Nor does ID's compatibility with the Judeo-Christian worldview require that it be classified as religious rather than scientific. If ID's theories were faith-based rather than science-based, the secular scientific community would have a stronger case in demanding they not be introduced into science classes.

But no amount of protest and name-calling from the scientific community will change the fact that ID proponents are not pseudo-scientists. You might be surprised to learn that over 400 scientists from all disciplines have signed onto a list of those expressing skepticism "of claims for the ability of random mutation and natural selection to account for the complexity of life." And that list is growing, despite the persecution of some signers since they signed it.

This is most interesting, in light of statements made in PBS's "Evolution" series that no scientists disagreed with Darwinian evolution. I ask you: Which side is playing fast and loose with the facts?

As one recent signatory, the prestigious Russian biologist Vladimir L. Voeikov said, "The ideology and philosophy of neo-Darwinism, which is sold by its adepts as a scientific theoretical foundation of biology, seriously hampers the development of science and hides from students the field's real problems."

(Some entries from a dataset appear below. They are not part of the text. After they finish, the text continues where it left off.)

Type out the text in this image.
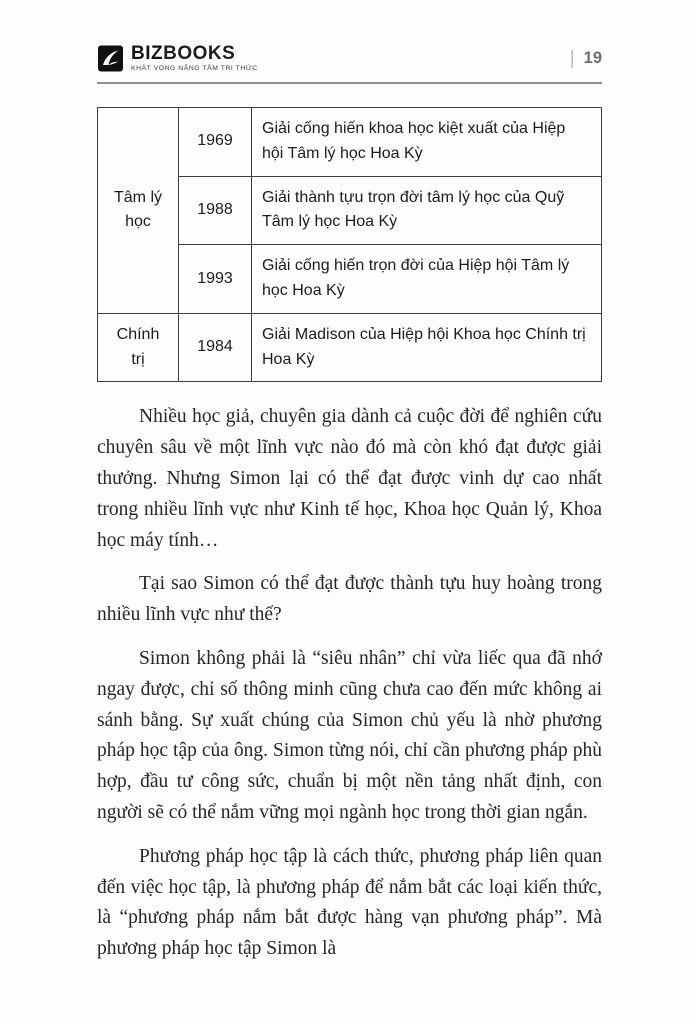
BIZBOOKS
KHÁT VỌNG NÂNG TẦM TRI THỨC	| 19
Tâm lý học	1969	Giải cống hiến khoa học kiệt xuất của Hiệp hội Tâm lý học Hoa Kỳ
	1988	Giải thành tựu trọn đời tâm lý học của Quỹ Tâm lý học Hoa Kỳ
	1993	Giải cống hiến trọn đời của Hiệp hội Tâm lý học Hoa Kỳ
Chính trị	1984	Giải Madison của Hiệp hội Khoa học Chính trị Hoa Kỳ

Nhiều học giả, chuyên gia dành cả cuộc đời để nghiên cứu chuyên sâu về một lĩnh vực nào đó mà còn khó đạt được giải thưởng. Nhưng Simon lại có thể đạt được vinh dự cao nhất trong nhiều lĩnh vực như Kinh tế học, Khoa học Quản lý, Khoa học máy tính…

Tại sao Simon có thể đạt được thành tựu huy hoàng trong nhiều lĩnh vực như thế?

Simon không phải là “siêu nhân” chỉ vừa liếc qua đã nhớ ngay được, chỉ số thông minh cũng chưa cao đến mức không ai sánh bằng. Sự xuất chúng của Simon chủ yếu là nhờ phương pháp học tập của ông. Simon từng nói, chỉ cần phương pháp phù hợp, đầu tư công sức, chuẩn bị một nền tảng nhất định, con người sẽ có thể nắm vững mọi ngành học trong thời gian ngắn.

Phương pháp học tập là cách thức, phương pháp liên quan đến việc học tập, là phương pháp để nắm bắt các loại kiến thức, là “phương pháp nắm bắt được hàng vạn phương pháp”. Mà phương pháp học tập Simon là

A short column is not the place to debate the merits of ID versus Darwinism, but it is an appropriate venue to offer the humble suggestion that the very essence of science -- the search for causes -- militates in favor of exposing students to modern criticisms of Darwinism. Introducing kids to scientific challenges to Darwinism and to the alternative ID theory would vindicate the scientific method and science itself. Opponents should lighten up, and the public should insist on a fair fight.

David Limbaugh is a nationally syndicated columnist.